Pues no. El cálculo ha fallado porque la Física solo puede predecir el destino fatal de una esfera, pero no el grado de compromiso ético de un delantero. La Física y Michopoulos dictaminan que la jugada ha concluido; Vieri se niega a aceptar el designio del hado. Y sigue corriendo. Imprevisiblemente, con el primer toque alcanza el balón, que se humaniza respetando la voluntad del jugador, rindiéndose ante ella y acariciando la cal de la línea. Vieri se revuelve, y de la ética pasa a la estética.
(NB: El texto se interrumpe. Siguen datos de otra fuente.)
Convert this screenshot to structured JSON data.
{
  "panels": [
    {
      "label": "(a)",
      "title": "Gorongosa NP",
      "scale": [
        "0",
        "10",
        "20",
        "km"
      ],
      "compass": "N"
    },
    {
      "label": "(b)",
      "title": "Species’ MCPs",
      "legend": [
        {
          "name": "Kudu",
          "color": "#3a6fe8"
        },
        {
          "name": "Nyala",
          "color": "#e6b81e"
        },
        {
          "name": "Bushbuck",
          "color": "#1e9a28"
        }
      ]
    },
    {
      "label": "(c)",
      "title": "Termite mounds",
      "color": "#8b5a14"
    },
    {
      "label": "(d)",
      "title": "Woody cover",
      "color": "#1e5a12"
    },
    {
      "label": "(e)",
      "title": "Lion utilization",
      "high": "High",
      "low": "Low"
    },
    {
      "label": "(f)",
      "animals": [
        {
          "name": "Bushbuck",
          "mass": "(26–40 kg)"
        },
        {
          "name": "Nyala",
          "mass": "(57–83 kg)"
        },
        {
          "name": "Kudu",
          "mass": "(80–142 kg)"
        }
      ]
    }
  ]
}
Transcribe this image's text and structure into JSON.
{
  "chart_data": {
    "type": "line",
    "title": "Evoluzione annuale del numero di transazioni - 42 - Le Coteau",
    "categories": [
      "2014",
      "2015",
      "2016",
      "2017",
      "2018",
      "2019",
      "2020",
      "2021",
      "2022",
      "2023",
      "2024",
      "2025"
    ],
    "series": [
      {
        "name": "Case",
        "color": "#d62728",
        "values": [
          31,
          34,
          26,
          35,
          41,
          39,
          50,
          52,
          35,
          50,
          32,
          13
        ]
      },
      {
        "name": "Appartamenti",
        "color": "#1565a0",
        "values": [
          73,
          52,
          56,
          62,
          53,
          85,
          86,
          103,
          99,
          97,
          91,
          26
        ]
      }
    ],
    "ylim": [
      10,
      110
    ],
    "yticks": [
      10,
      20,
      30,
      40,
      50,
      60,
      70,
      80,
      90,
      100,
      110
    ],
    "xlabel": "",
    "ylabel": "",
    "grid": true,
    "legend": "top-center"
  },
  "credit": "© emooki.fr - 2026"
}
Con el segundo y definitivo toque, ordena que la bola trace un arco prodigioso. Ahora sí, Vieri, vencedor de la Física, se alía con la Geometría e inventa un ángulo imposible: los 180 grados que dibuja el esférico van de la línea de fondo al fondo de la portería.
La belleza ética, matemática y estética del gol de Vieri sintetizará, cuando el fútbol sea arqueología, la maravilla de un deporte que destruyeron los cursis, los fanáticos y los horteras.
Grazie mille, Christian.
Felicidades a los colchoneros, que también son un mito real del léxico social del español, por los tres goles de ayer. Quedarse con uno, sin saborear cualquiera de los otros dos, es una herejía que la arqueología futbolística no puede permitirse.
ResponderEliminarGracias. Tres cero y sin sufrir. No, si al final nos vamos a acostumbrar.
Eliminarel sublime arte es haber escrito estas líneas! "fuerza y honor" a los atléticos, y enhorabuena al profesor Garrote
ResponderEliminarMuchas gracias, amigo Luis. Ninguna recompensa mayor que tu comentario.